Cambodia travel story
Of all the roads that we can walk down on this earth, I found myself on a particularly strange one. A long dirt road transparently encompassing the dichotic essence of savagery and beauty that perpetually circumscribe our reality. It was this road that, the hookers, thieves, tuk-tuk drivers, and wild-eyed drug addicts took home each night beside me. Somewhere in the heart of Siem Reap, it came to life like a grim fairytale mutating into cold, hard matter. I walked it every day to get to the pub.
It was just far enough away from the tourist hot spots that you could truly catch a glimpse into the nature of the people, their lifestyle, and the chaos that carried it. With the right set of eyes, you could even see the remnants of the hell that was inflicted by Pol Pot on the elders. It lingered in the creases that lined the sides of their faces like engraved rivers from forgotten tears that dried up long ago under the brutal rays of the sun.
The first day I walked down it, I watched one dog that the locals called the Cambodian razorback ruthlessly rip apart a crippled, old cat. The dog had stalked the poor little thing as she gimped down the road with an injured leg before he ambushed her and clamped his fangs into her throat. I wanted to help, to stop the dog, to do anything but the fear had won as I heard the deep, feral growls reverberate around me. I could only envision the rabid dog chomping infectious razors into my body as I became the next victim. I wasn’t mentally prepared to be stuck in a Cambodian hospital getting rabies shots and stitches across my mutilated flesh.
I had heard somebody tell me before that certain theoretical physicists believe the world ceases to exist when you aren’t looking at it. I wondered about this as I walked past the old, dying cat. It wasn’t so much the sight, it was the noises I heard after I passed them. That world was no longer in my vision but the awful noises and squeals of agony still rang eerily behind me. I could feel it slither around my bones until my skin ran cold. I couldn’t understand how a world disappears when you didn’t look at it. The sounds of suffering followed me with each step until I was far away. Even then, the morbid memory of the croaking old cat drained my thoughts until I was drunk enough to crush it behind the new chaos of the evening.

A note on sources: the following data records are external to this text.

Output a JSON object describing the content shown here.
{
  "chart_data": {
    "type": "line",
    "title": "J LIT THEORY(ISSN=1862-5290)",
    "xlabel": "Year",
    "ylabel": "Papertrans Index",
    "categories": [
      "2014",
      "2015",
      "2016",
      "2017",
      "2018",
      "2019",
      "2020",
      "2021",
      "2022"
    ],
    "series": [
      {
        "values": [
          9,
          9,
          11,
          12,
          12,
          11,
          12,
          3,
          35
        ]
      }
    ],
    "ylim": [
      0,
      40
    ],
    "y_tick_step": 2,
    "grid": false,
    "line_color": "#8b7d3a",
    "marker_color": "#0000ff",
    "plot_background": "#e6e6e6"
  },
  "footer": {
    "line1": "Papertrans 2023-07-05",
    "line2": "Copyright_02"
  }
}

The road was fairly empty and desolate for the first kilometer or so besides the occasional massage hut. I couldn’t necessarily call it a parlor as it was nothing more than a room crafted out of thin pieces of warped wood splitting and cracking under the waterlogged Buddha pictures. Tuk-Tuk drivers sped past wildly spewing enough dirt into the air that it was easier to walk with your shirt above your nose to avoid hacking up brown mucus later. They were always offering more than just a ride. Depending on the price, this could range from shooting AK-47s to buying someone’s daughter. I found it best to avoid eye contact and simply only exist in my own head.
Children would follow you down long stretches of the road trying to sell you the more innocent things of life. The most popular were the hand-crafted string bracelets. The kids would try to beat you in rock, paper, scissors, as a sort of wager on the potential purchase. Something as simple as this could also serve to be rather conflicting under the surface of the innocents. If you bought the bracelet, you were helping their family financially for a day. However, if the parent noticed the child could make sales, they were notoriously known to pull them out of school to keep them selling on the road. These little hustlers were shadowed by the others who held up cooked spiders and crunchy snakes on old pieces of cardboard as the specialty dish. Eye contact was ok here but deep down, it hurt.
Somewhere near the end was the darkest secret of the whole road. I was approached one evening by a skinny, man who wandered towards me from a long shadow that fell from a metal fence pieced together by bits of scrap metal. He was nervous and on edge as his pencil mustache quivered violently below a pointed nose. He introduced the place as the greatest tourist attraction of the city before he opened the gate but I knew that whatever was beyond it would only perpetuate the horror of the road but I followed him anyway. I suppose a part of me was curious about the hidden suffering of the world even if it was agonizing to see. Maybe a part of me wanted to feel that pain. It was the closest feeling I would get to some of the poor folks who inhabited the road.
Between stained curtain walls, ramshackle beds sat stained, ripped, and sunken with a death-like odor that permeated every inch of the place. There were women on each mattress but the look in their eyes only displayed a certain emptiness that shined like dark coals burning in a fire. The only things they were missing were shackles and chains around their ankles. I’m sure in some way they were shackled to that life even without the chains though. All I could do was give the skinny guy a disappointed look and walk back to my dirt road and buy another beer on the way home.
It was then that I saw a little naked baby showering under a grimy, broken pipeline along the gutter of the road. He was smiling a smile that knew no evil. It knew no hurt. It still had love, hope, and an unbroken spirit. He splashed happily in the water as the dirt became mud under his tiny feet. That gave me a sliver of hope that under all the pain and suffering of the community there was still a chance for another generation. There was still a chance to find happiness before the dirt road sucked it away from you. Because even though the dirt seemed hard and dry, it can always be shaped and molded as the water flows through it and those happy little feet leave the footprints of tomorrow.